Matrix: Reliable Framework for Data-Centric Experimentation at Scale | Ray Summit 2025

Good afternoon everybody. I am super excited to talk to you about the work we've been doing over at Meta uh for the last year or so on building this framework for datacentric experimentation.

Um the system is called Matrix.

It's powered by Ray and uh it has been used to power some of our AI model training.

um and and excited to talk about it. My name is Rama Ragwendra and I drive um our data effort at fair um the fundamental AI research lab at Meta.

For those of you that might not be familiar, this is the research lab in the AI or we work on um essentially powering the next generation of research models.

And uh I will let me get a quick agenda of what we are going to cover today.

I will start with uh just giving you a background and motivation on how this started. what has been our journey of datacentric research at uh fair at Meta and our ENG lead Dong who will talk about um the system we've been building matrix uh give some examples of how how to use the API some of the features uh that that it covers as well as some downstream model training uh that has been done to build some AI capabilities such as multi-agent collaboration and reasoning and other such um AI capabilities please.

So to get started um with some background so you know as we all know AI models have been demonstrating jaw-dropping capabilities over the last few years but let's remember these models are only as good as the data that they consume.

Now this figure here sort of summarizes the journey of AI training data over the last fiveish years and you can if there's one well two things you want to remember from this talk I'll summarize two key takeaways. First is that on the left side of the graph you will see an exponential rise.

This steep increase in AI capabilities has been accompanied by a corresponding increase in the size of the data that is being used to train these models.

We started with millions to of data points to billions to now trillions of data points that are going into train these models.

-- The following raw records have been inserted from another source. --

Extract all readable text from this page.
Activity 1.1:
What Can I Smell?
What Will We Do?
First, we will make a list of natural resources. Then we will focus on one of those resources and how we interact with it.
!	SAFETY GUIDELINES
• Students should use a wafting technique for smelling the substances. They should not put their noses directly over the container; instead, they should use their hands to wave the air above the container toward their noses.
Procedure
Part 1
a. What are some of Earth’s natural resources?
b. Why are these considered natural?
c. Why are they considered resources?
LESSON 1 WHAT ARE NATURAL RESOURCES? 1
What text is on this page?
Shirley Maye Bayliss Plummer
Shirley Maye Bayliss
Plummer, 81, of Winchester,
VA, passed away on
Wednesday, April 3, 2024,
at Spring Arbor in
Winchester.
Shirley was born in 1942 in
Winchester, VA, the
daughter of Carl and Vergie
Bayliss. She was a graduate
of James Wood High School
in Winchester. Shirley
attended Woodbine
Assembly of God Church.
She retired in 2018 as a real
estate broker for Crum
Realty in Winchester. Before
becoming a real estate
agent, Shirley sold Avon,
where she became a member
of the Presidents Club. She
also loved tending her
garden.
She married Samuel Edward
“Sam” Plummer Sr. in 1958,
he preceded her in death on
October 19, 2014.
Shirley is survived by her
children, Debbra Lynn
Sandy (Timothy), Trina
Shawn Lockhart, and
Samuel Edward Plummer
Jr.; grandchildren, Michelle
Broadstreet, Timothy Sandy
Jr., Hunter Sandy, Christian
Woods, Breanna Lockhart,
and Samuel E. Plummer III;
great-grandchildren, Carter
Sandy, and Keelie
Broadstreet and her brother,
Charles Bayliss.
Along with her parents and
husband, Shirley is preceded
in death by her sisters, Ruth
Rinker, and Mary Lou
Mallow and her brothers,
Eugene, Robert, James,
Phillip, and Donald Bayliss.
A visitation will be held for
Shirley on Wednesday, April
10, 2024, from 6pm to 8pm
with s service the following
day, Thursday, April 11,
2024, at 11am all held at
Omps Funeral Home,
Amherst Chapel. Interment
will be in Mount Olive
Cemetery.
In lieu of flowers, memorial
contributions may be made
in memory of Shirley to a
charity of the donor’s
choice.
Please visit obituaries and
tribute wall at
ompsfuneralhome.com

So the last few years have definitely been about scaling of the data that's going into training these models.

So that's the first takeaway.

The second if you look at the right side of the graph is sort of where we are at today. We I think there's a general consensus that we are at a point where we have essentially hit a wall of how much value we can get out of this um this human generated data that is being used to train the models. Um and you know we if we want to continue to scale the AI capabilities we need to answer the question where is the data going to come from to power these you've heard of you know we have AGI we talk about super intelligence essentially in a few years from now we are talking about AI that is going to be as smart or smarter than a human being while at the same time the reality of us saying that we have consumed about all the content there is um that there is to consume.

So this team uh essentially tries to answer the question of where is the data that is going to power these AI models going to come from.

So with that um let me answer the question that I just asked.

Obviously the last few years have been about let's consume the data that is on the internet that is publicly available clean it and use it to train our models.

You know you're a lot familiar with common crawl and various such data sets that have come out of it.

Uh if you want to continue to use data that is not human generated and and isn't um isn't isn't uh at about to uh to get over. We're talking about unlocking other new sources. So there is data that is behind pay walls and data that is available to purchase which is still human generated data.

Um and for a company like Meta we have you know opportunity there's about over three billion users on the products we have the opportunity to use product data which you know within the constraints of what we are allowed to use but finally and the reason we are all here to discuss this this topic is that that of using AI models to generate data that can then be used to train other AI models also known as synthetic data Now synthetic data has seen as you know the promise land uh in order to get us over this data wall for the reason that you can actually generate large amounts of data uh that can be used for training purposes.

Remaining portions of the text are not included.